Historicamente, os fundos americanos de Venture Capital são geridos por profissionais que estão no ramo há muitos anos, mas não necessariamente no mercado financeiro. Muitas vezes as empresas de gestão de recursos focadas neste tipo de operação foram fundadas por empresários que ganharam fortunas em seus setores de atuação ou mesmo por consultorias especializadas que, por entenderem o ciclo de alguns tipos particulares de empresas, ficaram aptas a reconhecer bons negócios e fazer investimentos. Não existe dúvida sobre as grandes oportunidades de crescimento que existem quando o mix correto de produto, mercado e empreendedor é encontrado.

Não podemos, entretanto, confundir metodologias de investimento de curto prazo (tipicamente a que os investidores brasileiros sabem usar) com as de longo prazo. A primeira medida para eliminar este vício é ter na equipe analistas vindos do mercado corporativo relacionado ao setor em que o fundo irá atuar. Estas pessoas são treinadas a não pensar somente em dinheiro em um primeiro contato.

Há grandes oportunidades de crescimento quando o mix correto de produto, mercado e empreendedor é encontrado

Apesar de parecer ingênuo e simplista, a forma direta e demasiadamente objetiva de os investidores financeiros atuarem assusta empreendedores que passaram a vida construindo suas empresas. Não que isto seja errado, mas certamente é um ajuste fino que faz enorme diferença na escolha dos bons projetos. Isto sem contar a negociação para aporte dos recursos. Muitos empreendedores que nos procuram hoje têm a idéia errada de que os investidores vão achatar a empresa, eliminando seu valor de mercado e exigindo garantias impossíveis de serem cumpridas.
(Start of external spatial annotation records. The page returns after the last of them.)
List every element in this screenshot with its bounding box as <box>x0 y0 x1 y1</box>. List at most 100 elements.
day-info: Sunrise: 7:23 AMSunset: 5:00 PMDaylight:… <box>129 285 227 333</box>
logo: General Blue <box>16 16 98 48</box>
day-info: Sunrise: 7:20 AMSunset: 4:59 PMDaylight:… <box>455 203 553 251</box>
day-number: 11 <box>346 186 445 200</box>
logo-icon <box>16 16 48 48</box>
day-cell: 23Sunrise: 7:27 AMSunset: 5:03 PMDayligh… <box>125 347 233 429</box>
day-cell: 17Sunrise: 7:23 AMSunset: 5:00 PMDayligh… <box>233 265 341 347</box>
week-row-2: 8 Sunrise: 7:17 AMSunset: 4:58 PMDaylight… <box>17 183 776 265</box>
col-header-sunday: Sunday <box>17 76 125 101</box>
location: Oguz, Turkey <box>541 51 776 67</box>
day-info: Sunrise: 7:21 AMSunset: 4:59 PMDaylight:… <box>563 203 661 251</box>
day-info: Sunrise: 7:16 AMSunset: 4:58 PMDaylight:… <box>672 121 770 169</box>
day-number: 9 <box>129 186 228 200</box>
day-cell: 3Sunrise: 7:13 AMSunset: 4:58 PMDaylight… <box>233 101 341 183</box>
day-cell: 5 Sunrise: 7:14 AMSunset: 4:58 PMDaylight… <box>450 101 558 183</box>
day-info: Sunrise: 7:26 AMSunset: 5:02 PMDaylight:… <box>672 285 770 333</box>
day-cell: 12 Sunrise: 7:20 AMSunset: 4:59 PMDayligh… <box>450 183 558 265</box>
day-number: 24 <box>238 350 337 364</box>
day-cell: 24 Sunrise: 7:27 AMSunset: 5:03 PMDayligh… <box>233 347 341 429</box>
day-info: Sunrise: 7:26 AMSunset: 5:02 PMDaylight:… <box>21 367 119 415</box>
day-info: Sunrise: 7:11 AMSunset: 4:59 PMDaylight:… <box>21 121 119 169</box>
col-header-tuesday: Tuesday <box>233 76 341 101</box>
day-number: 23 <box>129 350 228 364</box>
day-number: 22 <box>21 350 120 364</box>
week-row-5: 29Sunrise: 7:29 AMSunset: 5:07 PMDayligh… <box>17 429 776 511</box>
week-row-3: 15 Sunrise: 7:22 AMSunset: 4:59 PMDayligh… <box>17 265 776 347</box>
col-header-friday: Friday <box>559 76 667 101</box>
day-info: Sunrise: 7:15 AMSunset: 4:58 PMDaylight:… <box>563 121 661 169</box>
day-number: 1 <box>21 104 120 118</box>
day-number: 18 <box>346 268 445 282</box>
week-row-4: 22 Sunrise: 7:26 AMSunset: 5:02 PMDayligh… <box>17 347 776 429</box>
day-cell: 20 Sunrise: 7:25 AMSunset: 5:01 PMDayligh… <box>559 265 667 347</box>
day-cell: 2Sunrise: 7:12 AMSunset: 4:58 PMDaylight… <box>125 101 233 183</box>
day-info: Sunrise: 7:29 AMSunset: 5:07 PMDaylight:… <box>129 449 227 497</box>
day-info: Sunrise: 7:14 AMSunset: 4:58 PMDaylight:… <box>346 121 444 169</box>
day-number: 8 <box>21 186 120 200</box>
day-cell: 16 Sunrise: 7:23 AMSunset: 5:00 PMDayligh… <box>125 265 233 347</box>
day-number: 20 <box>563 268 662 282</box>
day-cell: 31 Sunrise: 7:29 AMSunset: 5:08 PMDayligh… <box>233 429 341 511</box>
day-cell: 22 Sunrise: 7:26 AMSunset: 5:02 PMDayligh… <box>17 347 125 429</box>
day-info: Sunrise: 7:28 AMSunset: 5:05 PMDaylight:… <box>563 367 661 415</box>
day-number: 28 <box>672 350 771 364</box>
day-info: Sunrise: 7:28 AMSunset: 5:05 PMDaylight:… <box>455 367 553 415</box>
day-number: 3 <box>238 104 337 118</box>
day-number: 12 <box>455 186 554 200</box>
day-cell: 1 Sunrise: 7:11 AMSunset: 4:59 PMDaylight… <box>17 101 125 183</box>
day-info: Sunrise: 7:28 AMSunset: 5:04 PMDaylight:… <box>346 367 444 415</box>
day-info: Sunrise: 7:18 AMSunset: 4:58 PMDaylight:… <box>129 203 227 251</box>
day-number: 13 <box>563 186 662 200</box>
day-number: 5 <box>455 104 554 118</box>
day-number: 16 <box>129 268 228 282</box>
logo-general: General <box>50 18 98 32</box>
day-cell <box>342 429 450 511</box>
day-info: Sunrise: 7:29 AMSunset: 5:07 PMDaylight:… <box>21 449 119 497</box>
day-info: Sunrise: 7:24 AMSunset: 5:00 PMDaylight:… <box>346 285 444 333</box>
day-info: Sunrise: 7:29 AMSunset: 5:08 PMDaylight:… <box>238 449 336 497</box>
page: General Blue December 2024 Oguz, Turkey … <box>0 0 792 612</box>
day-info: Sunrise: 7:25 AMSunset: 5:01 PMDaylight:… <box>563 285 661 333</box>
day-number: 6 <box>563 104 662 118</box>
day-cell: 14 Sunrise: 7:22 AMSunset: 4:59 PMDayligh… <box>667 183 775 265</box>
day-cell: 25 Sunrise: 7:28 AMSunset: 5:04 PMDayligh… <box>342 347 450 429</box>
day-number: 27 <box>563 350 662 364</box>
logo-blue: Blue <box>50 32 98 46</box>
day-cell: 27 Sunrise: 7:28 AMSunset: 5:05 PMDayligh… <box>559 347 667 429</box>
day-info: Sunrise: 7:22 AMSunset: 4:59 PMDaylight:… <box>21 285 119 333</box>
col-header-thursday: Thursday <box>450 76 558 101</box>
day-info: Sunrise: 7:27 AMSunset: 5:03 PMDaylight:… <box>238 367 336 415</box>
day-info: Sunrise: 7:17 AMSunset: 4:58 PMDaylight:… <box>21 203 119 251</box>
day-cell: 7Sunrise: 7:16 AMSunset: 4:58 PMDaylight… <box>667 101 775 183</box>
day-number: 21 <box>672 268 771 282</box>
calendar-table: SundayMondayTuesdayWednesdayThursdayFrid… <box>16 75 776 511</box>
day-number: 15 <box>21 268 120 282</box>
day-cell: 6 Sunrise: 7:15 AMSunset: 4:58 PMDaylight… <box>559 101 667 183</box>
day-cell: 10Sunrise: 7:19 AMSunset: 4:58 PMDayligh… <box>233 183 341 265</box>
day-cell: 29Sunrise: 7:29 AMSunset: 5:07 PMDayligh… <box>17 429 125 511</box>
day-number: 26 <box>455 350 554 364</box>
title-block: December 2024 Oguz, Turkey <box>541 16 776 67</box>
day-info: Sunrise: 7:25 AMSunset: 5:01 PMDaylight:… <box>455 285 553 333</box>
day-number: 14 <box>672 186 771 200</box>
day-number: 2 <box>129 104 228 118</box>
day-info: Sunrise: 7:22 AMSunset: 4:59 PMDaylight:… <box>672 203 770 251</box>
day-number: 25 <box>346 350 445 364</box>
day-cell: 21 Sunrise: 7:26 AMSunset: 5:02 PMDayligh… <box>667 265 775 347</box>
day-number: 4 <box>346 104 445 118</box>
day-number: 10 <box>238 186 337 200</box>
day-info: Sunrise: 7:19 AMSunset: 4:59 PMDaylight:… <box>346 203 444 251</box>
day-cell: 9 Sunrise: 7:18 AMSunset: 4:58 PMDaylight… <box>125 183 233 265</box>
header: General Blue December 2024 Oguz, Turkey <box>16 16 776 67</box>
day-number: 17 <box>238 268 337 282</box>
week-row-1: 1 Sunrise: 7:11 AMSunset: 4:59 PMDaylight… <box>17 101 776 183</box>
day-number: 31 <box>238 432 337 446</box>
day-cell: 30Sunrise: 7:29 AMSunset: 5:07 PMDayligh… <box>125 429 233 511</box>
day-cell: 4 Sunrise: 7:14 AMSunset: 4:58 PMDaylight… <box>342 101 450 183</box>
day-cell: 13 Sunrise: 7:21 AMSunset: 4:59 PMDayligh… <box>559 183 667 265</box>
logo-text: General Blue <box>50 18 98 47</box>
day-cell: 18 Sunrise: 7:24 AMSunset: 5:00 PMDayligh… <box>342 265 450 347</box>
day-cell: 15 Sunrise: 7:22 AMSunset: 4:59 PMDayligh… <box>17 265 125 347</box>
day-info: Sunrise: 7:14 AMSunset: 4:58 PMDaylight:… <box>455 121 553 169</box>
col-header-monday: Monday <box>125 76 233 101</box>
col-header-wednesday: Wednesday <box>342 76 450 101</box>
Não estamos ainda na fase madura e desenvolvida que os americanos estão. O lado ruim disto é que o processo de captação dos fundos é lento e requer uma explicação detalhada ao investidor sobre o mercado e o produto de investimento. Além, é claro, dos potenciais ganhos. Acredito, entretanto, que existem mais partes boas do que ruins. Por lá, fundos competem de igual para igual por bons projetos e equipes de empreendedores. Chega-se ao ponto de haver leilão entre os fundos para fechar um bom investimento. Devido ao excesso de oferta, os cotistas desses fundos têm vantagens significativas no retorno sobre os seus investimentos e na cobrança das taxas de administração.

Por enquanto, estamos longe desse estágio no Brasil. Existe tanto espaço para todos que os integrantes deste mercado precisam que existam mais fundos investindo em empresas. A troca de experiências sobre o mercado e a possibilidade de se fazer co-investimentos, compartilhando riscos, ainda são muito pouco exploradas por aqui.

A troca de experiências entre gestores e as possibilidades de co-investimento ainda são pouco exploradas

Estamos, por enquanto, na fase em que investidores tratam empreendedores com desdém. E que empreendedores, por não terem opções viáveis de financiamento, ficam sem opção e se sujeitam a extensos prazos de análise e a exigências de investimento impossíveis de serem cumpridas. São também obrigados a passar por uma batelada de entrevistas com analistas juniores, do tipo recém-saídos da faculdade, e a ouvir conselhos de pessoas que nunca tiveram seu próprio negócio. Mas estes ajustes serão feitos com o tempo e com conhecimento que vem dele.